Moab council weighs water conservation, flood mitigation and zoning changes
Moab's council is pairing a water-conservation workshop with clinic zoning, utility aid and flood cash, a sign the town is bracing for drought, floods and growth at once.

Water conservation opens the Moab City Council’s June 23 meeting, followed by votes on a clinic zoning change, utility-bill assistance, a $2,517,692.63 flood-mitigation match, and wildfire agreements.
Water savings at the top of the agenda
The council will begin with a workshop on the city’s next water-conservation plan. The city’s 2025-2026 strategic plan added a resilience pillar centered on preparedness and response to extreme weather and flooding.
A clinic use change aims to fit health care into neighborhood commercial space
Ordinance 2026-11 would add “medical clinic” as a permitted use in the C-5 Neighborhood Commercial zone. The request came from Arches New Hope Pregnancy Center, which has operated in Moab for 22 years and wants to expand limited outpatient services from its existing building. The Planning Commission reviewed the text amendment on June 11.
Arches New Hope says its clinic is open about 12 hours a week by appointment and compares its traffic to a small office or arts-and-crafts shop. The center’s own materials describe it as a free women’s health clinic offering unplanned-pregnancy services, including free consultations, ultrasound referrals, abortion information, testing and related support. It lists its Moab address as 205 S 400 E, Moab, Utah 84532.
Utility aid moves from pilot to permanent policy
The council is set to decide whether to make the Residential Utility Assistance Program permanent instead of letting the current pilot expire on June 30. The program was established by Ordinance 2024-06 on November 12, 2024, and it began January 1, 2025. After two extensions, it is now being pushed out of pilot status and into ongoing city policy.
The program provides monthly credits to income-qualified homeowners and renters inside city limits, including some customers billed through the Grand Water and Sewer Service Agency. It is first-come, first-served, and the proposed permanent version keeps the $75,000 funding line for FY2026-2027. The city packet shows the pilot spent $8,320 last fiscal year.

Flood cash and wildfire agreements show the resilience shift
A consent-agenda item would commit the city to a proposed 25% local match of about $2,517,692.63 in cash for the 300 South bridge flood-mitigation project if the federal Building Resilient Infrastructure and Communities grant is funded. The local match would be available July 1. The city’s 2025-2026 strategic plan includes a resilience pillar focused on preparedness and response to extreme weather and flooding.
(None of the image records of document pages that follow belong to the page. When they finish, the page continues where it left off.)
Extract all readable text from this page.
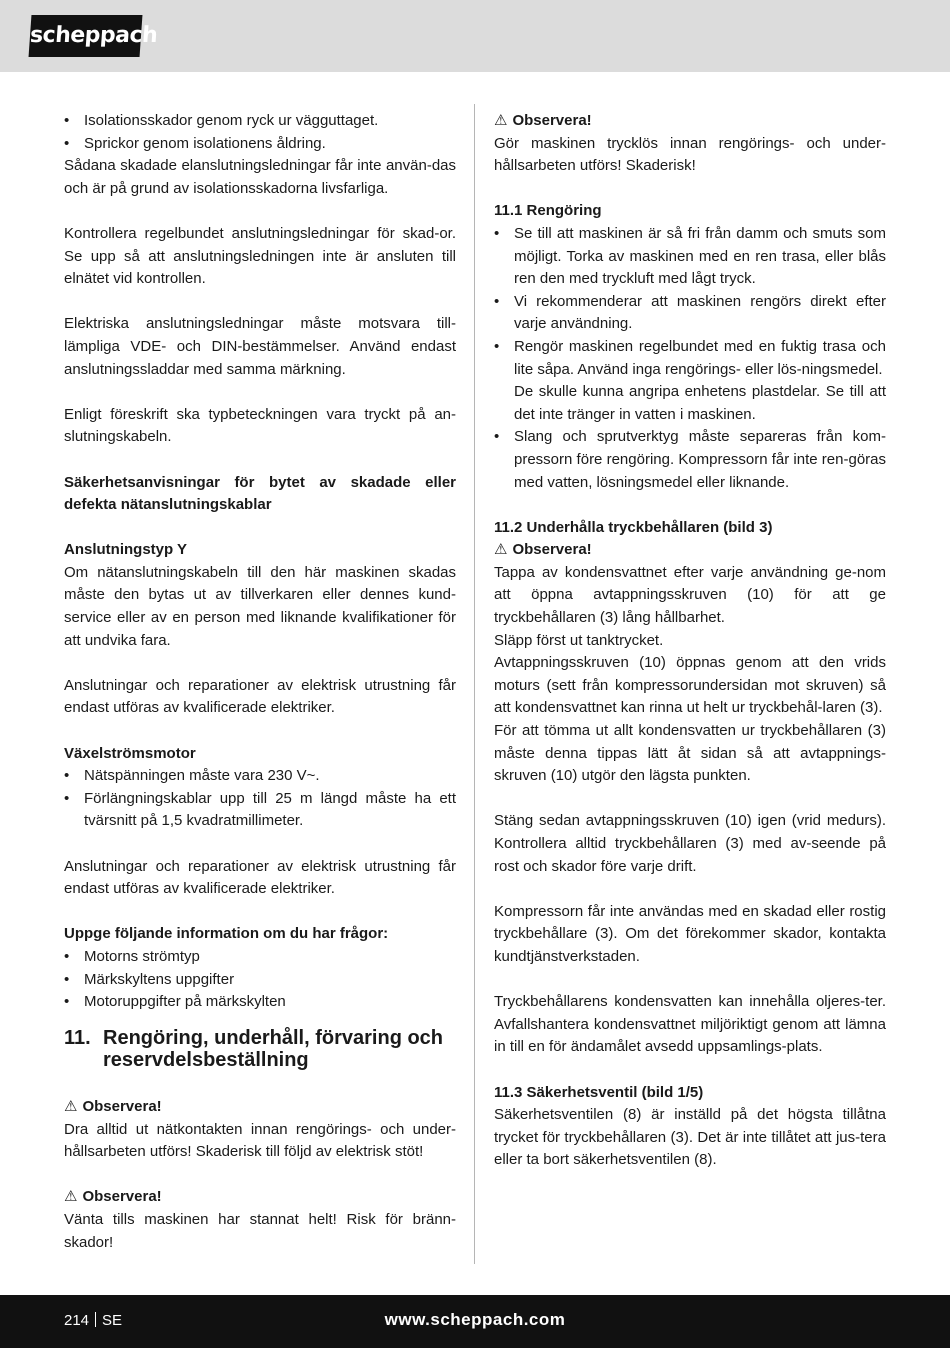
scheppach
• Isolationsskador genom ryck ur vägguttaget.
• Sprickor genom isolationens åldring.
Sådana skadade elanslutningsledningar får inte använ-das och är på grund av isolationsskadorna livsfarliga.
Kontrollera regelbundet anslutningsledningar för skad-or. Se upp så att anslutningsledningen inte är ansluten till elnätet vid kontrollen.
Elektriska anslutningsledningar måste motsvara till-lämpliga VDE- och DIN-bestämmelser. Använd endast anslutningssladdar med samma märkning.
Enligt föreskrift ska typbeteckningen vara tryckt på an-slutningskabeln.
Säkerhetsanvisningar för bytet av skadade eller defekta nätanslutningskablar
Anslutningstyp Y
Om nätanslutningskabeln till den här maskinen skadas måste den bytas ut av tillverkaren eller dennes kund-service eller av en person med liknande kvalifikationer för att undvika fara.
Anslutningar och reparationer av elektrisk utrustning får endast utföras av kvalificerade elektriker.
Växelströmsmotor
• Nätspänningen måste vara 230 V~.
• Förlängningskablar upp till 25 m längd måste ha ett tvärsnitt på 1,5 kvadratmillimeter.
Anslutningar och reparationer av elektrisk utrustning får endast utföras av kvalificerade elektriker.
Uppge följande information om du har frågor:
• Motorns strömtyp
• Märkskyltens uppgifter
• Motoruppgifter på märkskylten
11. Rengöring, underhåll, förvaring och reservdelsbeställning
⚠ Observera!
Dra alltid ut nätkontakten innan rengörings- och under-hållsarbeten utförs! Skaderisk till följd av elektrisk stöt!
⚠ Observera!
Vänta tills maskinen har stannat helt! Risk för bränn-skador!
⚠ Observera!
Gör maskinen trycklös innan rengörings- och under-hållsarbeten utförs! Skaderisk!
11.1 Rengöring
• Se till att maskinen är så fri från damm och smuts som möjligt. Torka av maskinen med en ren trasa, eller blås ren den med tryckluft med lågt tryck.
• Vi rekommenderar att maskinen rengörs direkt efter varje användning.
• Rengör maskinen regelbundet med en fuktig trasa och lite såpa. Använd inga rengörings- eller lös-ningsmedel.
De skulle kunna angripa enhetens plastdelar. Se till att det inte tränger in vatten i maskinen.
• Slang och sprutverktyg måste separeras från kom-pressorn före rengöring. Kompressorn får inte ren-göras med vatten, lösningsmedel eller liknande.
11.2 Underhålla tryckbehållaren (bild 3)
⚠ Observera!
Tappa av kondensvattnet efter varje användning ge-nom att öppna avtappningsskruven (10) för att ge tryckbehållaren (3) lång hållbarhet.
Släpp först ut tanktrycket.
Avtappningsskruven (10) öppnas genom att den vrids moturs (sett från kompressorundersidan mot skruven) så att kondensvattnet kan rinna ut helt ur tryckbehål-laren (3).
För att tömma ut allt kondensvatten ur tryckbehållaren (3) måste denna tippas lätt åt sidan så att avtappnings-skruven (10) utgör den lägsta punkten.
Stäng sedan avtappningsskruven (10) igen (vrid medurs). Kontrollera alltid tryckbehållaren (3) med av-seende på rost och skador före varje drift.
Kompressorn får inte användas med en skadad eller rostig tryckbehållare (3). Om det förekommer skador, kontakta kundtjänstverkstaden.
Tryckbehållarens kondensvatten kan innehålla oljeres-ter. Avfallshantera kondensvattnet miljöriktigt genom att lämna in till en för ändamålet avsedd uppsamlings-plats.
11.3 Säkerhetsventil (bild 1/5)
Säkerhetsventilen (8) är inställd på det högsta tillåtna trycket för tryckbehållaren (3). Det är inte tillåtet att jus-tera eller ta bort säkerhetsventilen (8).
214 SE	www.scheppach.com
Utah’s Cooperative Wildfire System, administered by the Utah Division of Forestry, Fire and State Lands, coordinates prevention, preparedness, mitigation, initial attack and extended-attack cost responsibilities on non-federal lands. Moab Valley Fire Protection District has historically participated in the system for the Moab area, and one of the June 23 items is an interlocal agreement that formally designates Moab Valley Fire Department as Moab’s provider for municipal fire protection services while supporting the city’s CWS obligations.